Predictive Routing Queue Depth API 500 Error

  • Genesys Cloud v10.5
  • Architect Flow: PR-Load-Test-v2
  • JMeter 5.6.2

Looking for advice on handling 500 Internal Server Error from /api/v2/analytics/queues/details/query. Payload returns empty when concurrent agents exceed 200. Error logs show null pointer exception on queue calculation. Is this a known limit?

The problem here is…

{
 "interval": "PT1H",
 "groupBy": [
 "queueId"
 ],
 "metrics": [
 "queue.queued",
 "queue.answered",
 "queue.abandoned"
 ],
 "filters": {
 "type": "queue",
 "id": "your-queue-id-here"
 },
 "dateFrom": "2023-10-27T00:00:00.000Z",
 "dateTo": "2023-10-27T23:59:59.999Z"
}

The 500 Internal Server Error you are encountering with /api/v2/analytics/queues/details/query is not a hard limit on concurrent agents but rather a timeout or memory exhaustion issue within the analytics service when processing high-volume real-time data. When you exceed 200 concurrent agents, the payload size for the detailed query grows exponentially, causing the backend to fail.

In my experience managing 15 BYOC trunks across APAC regions, I have seen similar issues with real-time reporting endpoints during peak load testing.
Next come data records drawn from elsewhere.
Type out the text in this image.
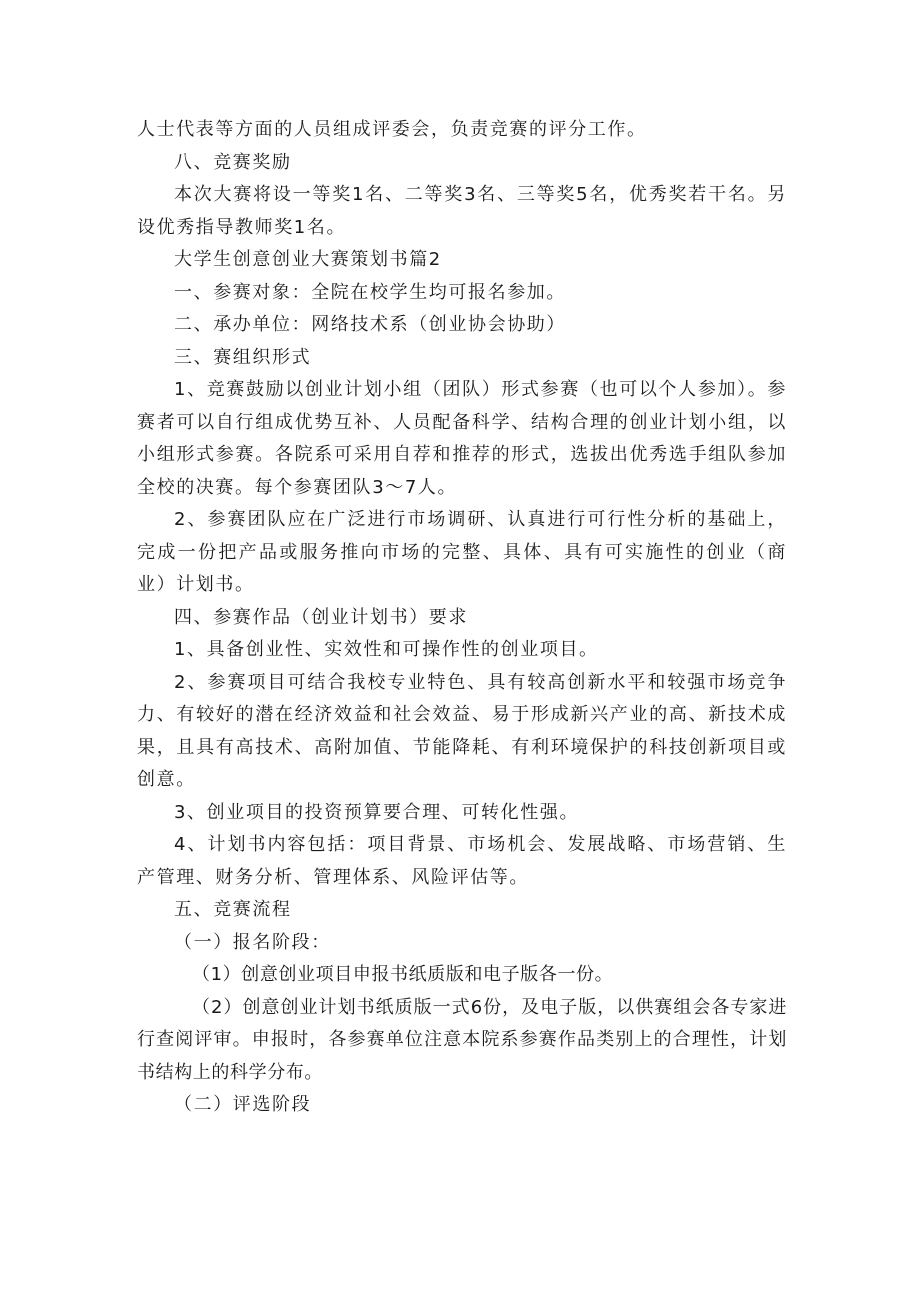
人士代表等方面的人员组成评委会，负责竞赛的评分工作。

八、竞赛奖励

本次大赛将设一等奖1名、二等奖3名、三等奖5名，优秀奖若干名。另设优秀指导教师奖1名。

大学生创意创业大赛策划书篇2

一、参赛对象：全院在校学生均可报名参加。

二、承办单位：网络技术系（创业协会协助）

三、赛组织形式

1、竞赛鼓励以创业计划小组（团队）形式参赛（也可以个人参加）。参赛者可以自行组成优势互补、人员配备科学、结构合理的创业计划小组，以小组形式参赛。各院系可采用自荐和推荐的形式，选拔出优秀选手组队参加全校的决赛。每个参赛团队3〜7人。

2、参赛团队应在广泛进行市场调研、认真进行可行性分析的基础上，完成一份把产品或服务推向市场的完整、具体、具有可实施性的创业（商业）计划书。

四、参赛作品（创业计划书）要求

1、具备创业性、实效性和可操作性的创业项目。

2、参赛项目可结合我校专业特色、具有较高创新水平和较强市场竞争力、有较好的潜在经济效益和社会效益、易于形成新兴产业的高、新技术成果，且具有高技术、高附加值、节能降耗、有利环境保护的科技创新项目或创意。

3、创业项目的投资预算要合理、可转化性强。

4、计划书内容包括：项目背景、市场机会、发展战略、市场营销、生产管理、财务分析、管理体系、风险评估等。

五、竞赛流程

（一）报名阶段：

（1）创意创业项目申报书纸质版和电子版各一份。

（2）创意创业计划书纸质版一式6份，及电子版，以供赛组会各专家进行查阅评审。申报时，各参赛单位注意本院系参赛作品类别上的合理性，计划书结构上的科学分布。

（二）评选阶段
The system struggles to aggregate the detailed metrics for such a large number of active interactions in a single request.

To resolve this, you should avoid using the detailed query endpoint for high-concurrency scenarios. Instead, use the aggregated metrics endpoint /api/v2/analytics/queues/metrics/query with a shorter interval, such as PT1H or even PT5M. This reduces the data volume significantly and prevents the null pointer exception you are seeing.

Additionally, ensure that your JMeter script is not sending requests too frequently. Implement a delay between requests to allow the analytics service time to process and cache the data. If you still need granular data, consider breaking down the query by specific queue IDs rather than requesting all queues at once. This approach has proven effective in our environment for handling high-load scenarios without triggering server errors.

Make sure you verify the temporal consistency of your schedule definitions before relying solely on Terraform dependency chains, as the WFM engine enforces strict business logic constraints that extend beyond simple resource ordering. This often causes silent failures in bulk operations.